Le président américain a assuré que cette demande serait faite "fermement" dans toute négociation, en réponse à une exigence de longue date des autorités iraniennes, qui conditionnent tout accord sur le détroit d'Ormuz au versement de réparations américaines.

L'Iran "demande des compensations pour les dommages qu'ils ont subis pendant les cinq mois de conflit militaire", a écrit Donald Trump, "bien que cela n'ait jamais été évoqué dans aucune de nos négociations ou réunions."

"Mais c'est une idée intéressante parce que, de la même manière, je demande moi aussi des compensations à l'Iran, pour tous les gens qu'ils ont tués et blessés" dans des attaques et "conflits", dont "les familles de ceux tués sur l'USS Cole", un navire de guerre américain frappé par un attentat meurtrier en 2000 au Yémen, a ajouté le milliardaire républicain.

Donald Trump a ajouté que "des compensations devraient être versées pour les familles des centaines de milliers de manifestants innocents que l'Iran a tués ces dernières cinquante années, sans même parler des 52.000 tués ces cinq derniers mois".

Un peu plus tard, dans une autre publication, le président octogénaire a jugé que l'Iran devait être tenu "responsable des dégâts et morts causés au Liban, en Syrie, au Yémen et à Gaza".

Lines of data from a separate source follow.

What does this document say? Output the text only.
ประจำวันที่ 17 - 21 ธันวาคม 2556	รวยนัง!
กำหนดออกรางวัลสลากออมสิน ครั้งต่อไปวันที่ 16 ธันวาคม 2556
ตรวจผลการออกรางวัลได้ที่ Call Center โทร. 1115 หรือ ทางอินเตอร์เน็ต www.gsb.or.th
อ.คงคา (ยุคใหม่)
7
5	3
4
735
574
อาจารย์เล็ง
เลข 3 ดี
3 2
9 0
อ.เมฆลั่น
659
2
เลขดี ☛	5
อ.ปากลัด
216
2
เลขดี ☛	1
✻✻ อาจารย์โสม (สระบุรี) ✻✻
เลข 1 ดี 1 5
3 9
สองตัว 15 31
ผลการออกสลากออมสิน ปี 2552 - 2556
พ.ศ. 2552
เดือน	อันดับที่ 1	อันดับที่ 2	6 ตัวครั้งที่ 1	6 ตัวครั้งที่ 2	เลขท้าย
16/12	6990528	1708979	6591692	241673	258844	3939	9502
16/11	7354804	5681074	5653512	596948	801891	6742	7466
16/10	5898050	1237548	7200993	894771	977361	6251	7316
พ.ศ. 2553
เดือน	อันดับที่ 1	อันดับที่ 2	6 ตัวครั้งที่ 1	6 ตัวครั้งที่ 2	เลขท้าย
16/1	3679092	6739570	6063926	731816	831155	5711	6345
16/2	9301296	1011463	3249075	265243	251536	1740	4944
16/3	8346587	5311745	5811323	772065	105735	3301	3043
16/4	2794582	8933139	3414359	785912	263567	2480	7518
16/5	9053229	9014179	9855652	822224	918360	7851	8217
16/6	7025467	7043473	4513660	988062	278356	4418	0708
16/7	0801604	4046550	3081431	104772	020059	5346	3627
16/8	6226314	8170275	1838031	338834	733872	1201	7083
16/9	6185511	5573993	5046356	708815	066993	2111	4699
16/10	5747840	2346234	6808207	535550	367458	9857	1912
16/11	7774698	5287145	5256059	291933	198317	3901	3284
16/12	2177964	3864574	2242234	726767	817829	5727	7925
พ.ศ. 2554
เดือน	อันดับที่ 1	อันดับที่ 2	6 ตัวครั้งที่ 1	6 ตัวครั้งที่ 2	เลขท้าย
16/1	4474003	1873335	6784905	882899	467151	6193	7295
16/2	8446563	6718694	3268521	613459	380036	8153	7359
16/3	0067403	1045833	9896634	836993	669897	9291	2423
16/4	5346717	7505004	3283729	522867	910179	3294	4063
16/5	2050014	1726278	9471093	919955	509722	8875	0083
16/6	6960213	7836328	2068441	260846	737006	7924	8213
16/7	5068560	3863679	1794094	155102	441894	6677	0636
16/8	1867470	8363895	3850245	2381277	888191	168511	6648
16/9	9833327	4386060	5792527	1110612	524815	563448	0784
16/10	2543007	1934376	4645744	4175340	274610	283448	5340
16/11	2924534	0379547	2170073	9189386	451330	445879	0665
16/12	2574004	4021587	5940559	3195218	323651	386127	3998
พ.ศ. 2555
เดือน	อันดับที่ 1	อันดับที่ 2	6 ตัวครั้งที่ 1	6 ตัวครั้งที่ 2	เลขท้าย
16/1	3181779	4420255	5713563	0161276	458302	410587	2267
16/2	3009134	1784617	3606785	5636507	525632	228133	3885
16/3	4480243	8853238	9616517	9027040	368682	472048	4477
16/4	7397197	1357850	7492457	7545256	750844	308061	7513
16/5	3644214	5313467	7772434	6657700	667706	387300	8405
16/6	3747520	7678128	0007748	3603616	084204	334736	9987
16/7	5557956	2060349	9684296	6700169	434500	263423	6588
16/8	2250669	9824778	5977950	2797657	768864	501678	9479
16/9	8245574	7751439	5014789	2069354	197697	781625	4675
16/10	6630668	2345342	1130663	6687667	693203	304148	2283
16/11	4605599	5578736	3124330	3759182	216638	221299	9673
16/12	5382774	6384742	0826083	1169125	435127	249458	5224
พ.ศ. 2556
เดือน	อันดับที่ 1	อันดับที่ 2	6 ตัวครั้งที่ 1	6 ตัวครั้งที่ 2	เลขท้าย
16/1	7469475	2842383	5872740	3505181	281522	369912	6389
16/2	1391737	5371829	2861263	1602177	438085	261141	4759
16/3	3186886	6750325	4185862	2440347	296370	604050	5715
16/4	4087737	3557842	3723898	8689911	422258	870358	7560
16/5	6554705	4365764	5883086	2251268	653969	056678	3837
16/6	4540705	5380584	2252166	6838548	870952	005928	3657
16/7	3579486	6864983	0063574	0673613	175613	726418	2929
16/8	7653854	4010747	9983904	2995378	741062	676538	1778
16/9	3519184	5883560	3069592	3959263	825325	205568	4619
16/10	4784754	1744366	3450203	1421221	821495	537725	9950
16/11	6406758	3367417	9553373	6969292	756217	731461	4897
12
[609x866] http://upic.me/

Ces nouvelles exigences de l'imprévisible dirigeant américain risquent de mettre hors de portée un accord rapide sur le détroit d'Ormuz, qui paraissait déjà bien improbable alors que l'Iran exige de son côté l'acceptation par Washington de "toutes" ses conditions.

Téhéran juge que les Etats-Unis doivent "mettre fin définitivement à la guerre et à l'agression" contre l'Iran et ses alliés, y compris au Yémen et en Irak, lever leur blocus des ports iraniens, "indemniser intégralement l'Iran pour les dommages causés" par les hostilités, lever les sanctions contre l'économie et débloquer "sans condition" les avoirs iraniens gelés.

Dimanche, Donald Trump a laissé entendre qu'il n'avait besoin d'engager ni une offensive militaire majeure ni un effort diplomatique particulier, en assurant qu'il lui suffisait d'"observer" les difficultés économiques de l'Iran.